Simon: 2019 ging eine Studie der Bertelsmann Stiftung durch die Medien, in der die Schließung von mehr als der Hälfte der deutschen Krankenhäuser gefordert wurde. Es gebe in Deutschland schlicht zu viele Krankenhäuser, die nicht genügend spezialisiert seien und in viele Eingriffen keine ausreichende Expertise hätten. Wie beurteilst Du diese Forderung?
Die Forderung wird heute vor Hintergrund der Covid-19 Pandemie natürlich sehr kontrovers diskutiert. Auch wenn die Frage, wie viele Krankenhäuser genau nötig sind, nun vielleicht noch schwerer zu beantworten ist, hat sich an der Tatsache, dass wir in Deutschland zu viele Krankenhäuser und Betten auf Normalstationen haben und unser System einer Reform bedarf jedoch aus meiner Sicht nichts geändert. Die Vielzahl an Betten und damit verbundene Kosten verleiten dem Prinzip “you get what you pay for” folgend dazu, PatientInnen eher stationär aufzunehmen und zu behandeln, auch wenn sie in einem anderen Setting besser versorgt werden könnten.
Ein Krankenhausaufenthalt bietet trotz hoher Standards ein erhöhtes Risiko für Infektionen, mitunter mit multiresistenten, schwer zu behandelnden Keimen. Einer stationären Behandlung sollte also auch eine Risiko-Nutzen-Abwägung vorangehen. Eine Entscheidung zur Aufnahme sollte daher nicht durch zu füllende Bettenplätze motiviert sein, sondern allein aufgrund einer entsprechenden medizinischen Indikation erfolgen.
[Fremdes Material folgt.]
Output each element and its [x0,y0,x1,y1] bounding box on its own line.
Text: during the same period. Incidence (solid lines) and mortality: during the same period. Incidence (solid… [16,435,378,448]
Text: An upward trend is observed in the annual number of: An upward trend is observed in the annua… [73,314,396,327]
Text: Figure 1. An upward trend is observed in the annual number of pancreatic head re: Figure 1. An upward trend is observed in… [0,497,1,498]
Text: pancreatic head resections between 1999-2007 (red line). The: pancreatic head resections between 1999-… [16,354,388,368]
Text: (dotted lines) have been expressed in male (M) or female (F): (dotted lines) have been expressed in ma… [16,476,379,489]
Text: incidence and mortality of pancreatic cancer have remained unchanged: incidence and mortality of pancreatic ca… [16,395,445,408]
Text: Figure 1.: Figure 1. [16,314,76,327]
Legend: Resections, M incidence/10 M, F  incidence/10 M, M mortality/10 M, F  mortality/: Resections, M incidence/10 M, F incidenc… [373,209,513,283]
2020 waren unsere Krankenhausbetten, also vor allem die Betten auf Normalstationen, so leer wie nie zuvor1. Viele PatientInnen sind Krankenhäusern aufgrund eines stärkeren Nutzen-Risiko-Bewusstseins ferngeblieben. Darunter waren leider auch PatientInnen, für die eine Behandlung dort durchaus wichtig und dringend gewesen wäre. Was aber nach der Pandemie möglicherweise bleibt ist eine bessere Abwägung von Nutzen und Risiko einer stationären Behandlung. Zudem entwickeln sich dank Telemedizin und Digital Health auch neue Hybrid-Versorgungsformen und das Thema Prävention rückt stärker in den Fokus, was langfristig einen Rückgang des Bedarfs an Betten auf Normalstationen zufolge haben könnte. In Prävention, die Förderung der Gesundheitskompetenz und eine bessere Primärversorgung der Bevölkerung sollte meiner Meinung nach auch deutlich mehr investiert werden.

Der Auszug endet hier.